Pennsylvania spouses who are ending their marriage often find the process to be more challenging than they anticipated. Even when both parties are in agreement that divorce is the best course of action, a strong emotional response often comes when the process actually begins. Many spouses are surprised when anger, resentment and frustrations arise, and seek a sounding board to express those feelings.
The obvious outlet for many are the friends and family who have offered their support. Having this type of network in place is an essential part of moving through with relative ease. However, it is possible to ask too much of those closest to us. In the end, the result can be damage to the relationships that are most cherished.

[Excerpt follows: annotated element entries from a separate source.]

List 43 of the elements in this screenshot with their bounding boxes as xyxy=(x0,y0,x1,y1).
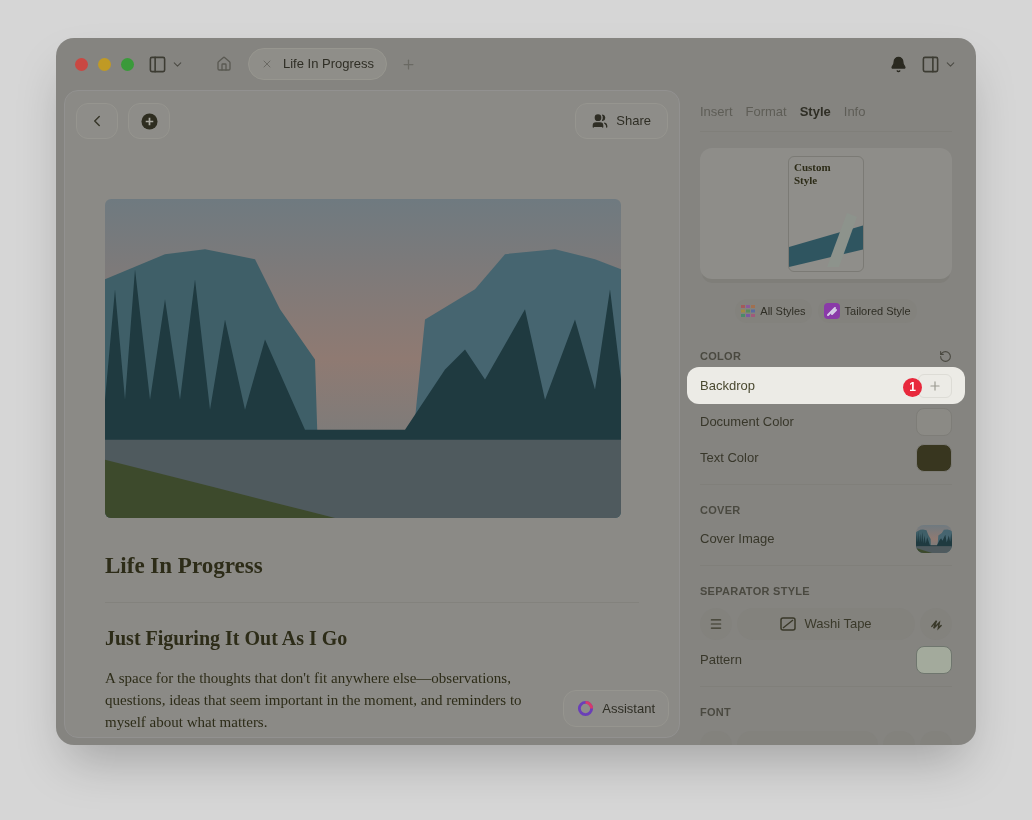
color-swatch[interactable] xyxy=(916,444,952,472)
share-button[interactable]: Share xyxy=(575,103,668,139)
section-header: SEPARATOR STYLE xyxy=(700,583,810,599)
assistant-button[interactable]: Assistant xyxy=(563,690,669,727)
document-subtitle: Just Figuring It Out As I Go xyxy=(105,625,349,652)
zoom-window-button[interactable] xyxy=(121,57,134,71)
section-header: COLOR xyxy=(700,348,742,364)
ring-icon xyxy=(577,700,595,717)
style-thumbnail[interactable]: Custom Style xyxy=(788,155,864,272)
sidebar-icon[interactable] xyxy=(148,54,167,74)
close-window-button[interactable] xyxy=(75,57,88,71)
section-header: FONT xyxy=(700,704,732,720)
row-label: Backdrop xyxy=(700,376,755,395)
close-tab-icon[interactable] xyxy=(261,58,273,70)
cover-thumbnail xyxy=(916,525,952,553)
add-button[interactable] xyxy=(128,103,170,139)
tape-icon xyxy=(780,617,797,631)
row-label: Pattern xyxy=(700,651,742,670)
back-button[interactable] xyxy=(76,103,118,139)
row-label: Text Color xyxy=(700,449,759,468)
document-tab[interactable]: Life In Progress xyxy=(248,48,388,80)
bell-icon[interactable] xyxy=(890,55,907,73)
home-icon[interactable] xyxy=(216,56,232,72)
new-tab-icon[interactable] xyxy=(401,56,417,72)
lines-icon xyxy=(709,617,723,631)
step-badge: 1 xyxy=(903,377,922,397)
document-title: Life In Progress xyxy=(105,552,264,580)
plus-icon xyxy=(928,378,942,393)
style-title: Custom Style xyxy=(793,159,832,187)
brush-icon xyxy=(823,303,840,319)
reset-icon[interactable] xyxy=(939,349,952,363)
inspector-tab[interactable]: Style xyxy=(799,101,831,122)
grid-icon xyxy=(741,305,756,317)
pattern-thumbnail[interactable] xyxy=(916,646,952,674)
row-label: Cover Image xyxy=(700,530,775,549)
minimize-window-button[interactable] xyxy=(98,57,111,71)
row-label: Document Color xyxy=(700,413,794,432)
inspector-icon[interactable] xyxy=(921,54,940,74)
tab-title: Life In Progress xyxy=(283,55,375,74)
plus-circle-icon xyxy=(140,112,158,130)
section-header: COVER xyxy=(700,502,741,518)
body-paragraph: A space for the thoughts that don't fit anywhere else—observations, questions, ideas that seem important in the moment, and reminders to myself about what matters. xyxy=(105,668,523,732)
people-icon xyxy=(592,113,609,129)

Friends and family often offer their support during a divorce, and there is nothing wrong with tapping into that resource when needed. However, there is a point beyond which the people closest to a divorcing spouse are simply unable to help. It is possible to ask too much, which can place an undue burden on a loved one who has his or her own life and problems to deal with.
The best way to avoid overtasking the people within one's support network is to save the heavy emotional lifting for a professional. Seek the assistance of a therapist, even if only for a short time while the divorce is in progress. A therapist is trained to listen to one's concerns, evaluate the situation and offer advice for coping with stress. Most importantly, a therapist is able to provide an objective viewpoint on one's divorce woes, and will not be negatively affected by that process. By taking this approach, Pennsylvania spouses can receive the support and guidance they need, while retaining the friendship and family bonds that are so important.